Friday morning came and I was wide awake, I wasn’t sure if that was a good or bad thing since I was able to get up and help day shift pack a bit but I knew I would be super tired when everyone else was ready to hang out that night. We docked around 9:00 am in St Croix and the fun began.
First of all it was beautiful pulling up to the dock. The water was so clear, the beaches looked empty and the green hills on the island didn’t seem to end. A few of us had snorkel gear and deiced to see what was around. Can you say best decision ever? There was a school of tarpon feeding right around us. It’s like we swam right into the middle of it. You could hear the snapping of shrimp hanging out in the growth around the pilings holding the pier up. It was so clear and awesome and then I saw a jelly fish ... and then another. I thought to myself, oh no problem everybody else kept swimming so I should keep swimming too. Then I felt a sharp pain on my arm, two second later I felt a sting on my ear, and that was the end of that. I booked it from under that pier so quick it wasn't even funny. LOL. Come to find out most people were getting stung and just didn’t pay it any attention. Moral of the story is don’t follow the crowd! If it doesn’t feel right, bounce!

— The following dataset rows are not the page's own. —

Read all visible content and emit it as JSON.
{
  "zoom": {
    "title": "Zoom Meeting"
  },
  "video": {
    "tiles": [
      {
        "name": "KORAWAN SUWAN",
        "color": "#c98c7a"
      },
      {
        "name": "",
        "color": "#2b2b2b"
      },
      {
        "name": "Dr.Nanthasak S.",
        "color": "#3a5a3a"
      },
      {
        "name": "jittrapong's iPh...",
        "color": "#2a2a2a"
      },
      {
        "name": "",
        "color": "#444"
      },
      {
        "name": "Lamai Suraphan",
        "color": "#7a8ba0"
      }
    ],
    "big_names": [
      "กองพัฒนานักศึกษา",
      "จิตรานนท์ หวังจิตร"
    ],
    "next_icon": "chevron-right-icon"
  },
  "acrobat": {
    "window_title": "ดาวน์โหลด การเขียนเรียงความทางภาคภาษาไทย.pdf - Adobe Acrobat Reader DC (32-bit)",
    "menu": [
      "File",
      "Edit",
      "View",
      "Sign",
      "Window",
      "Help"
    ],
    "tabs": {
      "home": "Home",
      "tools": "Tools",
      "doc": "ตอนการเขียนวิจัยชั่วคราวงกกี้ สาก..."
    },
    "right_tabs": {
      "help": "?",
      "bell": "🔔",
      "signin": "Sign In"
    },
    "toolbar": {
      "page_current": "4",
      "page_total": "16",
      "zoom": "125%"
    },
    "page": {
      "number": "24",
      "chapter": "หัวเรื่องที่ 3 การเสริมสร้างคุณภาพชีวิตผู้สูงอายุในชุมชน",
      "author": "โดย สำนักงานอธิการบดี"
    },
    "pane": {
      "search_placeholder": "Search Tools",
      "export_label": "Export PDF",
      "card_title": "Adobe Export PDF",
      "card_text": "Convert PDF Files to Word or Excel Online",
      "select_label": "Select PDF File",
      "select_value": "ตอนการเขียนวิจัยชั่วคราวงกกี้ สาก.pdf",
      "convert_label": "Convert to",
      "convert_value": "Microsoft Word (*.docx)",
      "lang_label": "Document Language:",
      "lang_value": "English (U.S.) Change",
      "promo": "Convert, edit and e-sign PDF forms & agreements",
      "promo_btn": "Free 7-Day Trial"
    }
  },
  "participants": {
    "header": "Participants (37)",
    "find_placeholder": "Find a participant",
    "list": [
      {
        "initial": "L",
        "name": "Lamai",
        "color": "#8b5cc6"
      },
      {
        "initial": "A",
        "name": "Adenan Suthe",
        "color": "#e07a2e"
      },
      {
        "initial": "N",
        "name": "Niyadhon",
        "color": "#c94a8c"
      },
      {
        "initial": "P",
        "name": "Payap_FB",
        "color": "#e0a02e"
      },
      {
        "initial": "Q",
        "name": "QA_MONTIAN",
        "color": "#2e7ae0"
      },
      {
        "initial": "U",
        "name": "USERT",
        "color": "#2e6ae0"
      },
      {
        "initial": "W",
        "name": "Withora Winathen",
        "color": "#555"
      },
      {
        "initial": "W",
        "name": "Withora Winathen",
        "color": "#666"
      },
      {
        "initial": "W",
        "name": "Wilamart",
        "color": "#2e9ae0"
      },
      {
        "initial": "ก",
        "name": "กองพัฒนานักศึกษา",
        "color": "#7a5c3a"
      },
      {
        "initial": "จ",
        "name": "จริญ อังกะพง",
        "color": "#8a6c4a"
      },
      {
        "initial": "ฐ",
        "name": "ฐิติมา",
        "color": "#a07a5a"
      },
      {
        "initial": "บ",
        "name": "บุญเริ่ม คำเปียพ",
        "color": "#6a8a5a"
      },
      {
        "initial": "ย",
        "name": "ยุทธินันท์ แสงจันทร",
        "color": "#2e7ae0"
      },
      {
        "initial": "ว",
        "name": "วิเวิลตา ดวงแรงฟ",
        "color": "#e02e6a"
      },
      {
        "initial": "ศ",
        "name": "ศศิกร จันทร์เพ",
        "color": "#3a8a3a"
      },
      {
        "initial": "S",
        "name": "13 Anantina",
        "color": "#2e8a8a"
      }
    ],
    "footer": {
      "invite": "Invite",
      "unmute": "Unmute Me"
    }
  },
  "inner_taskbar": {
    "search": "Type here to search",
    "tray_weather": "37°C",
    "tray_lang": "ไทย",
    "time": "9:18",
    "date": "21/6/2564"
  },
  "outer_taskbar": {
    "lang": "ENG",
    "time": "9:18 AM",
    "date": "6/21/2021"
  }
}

All jokes aside it was all worth it in the end. The fish were so beautiful and they were just doing their own thing. As far as the cruise stats I believe they completed a total of ~ 120 stations all over the Caribbean. That’s a lot of sampling and even more data to help understand the larval ecology and oceanography in that area.
I want to thank the FORCES Lab for another awesome learning experience and an overall great time. The experiences I had along with the people I met on this cruise have had a tremendous impact on my dissertation ideas. The people have been so influential that I am going to do one more blog post on just the people from the ship, the science party and the crew.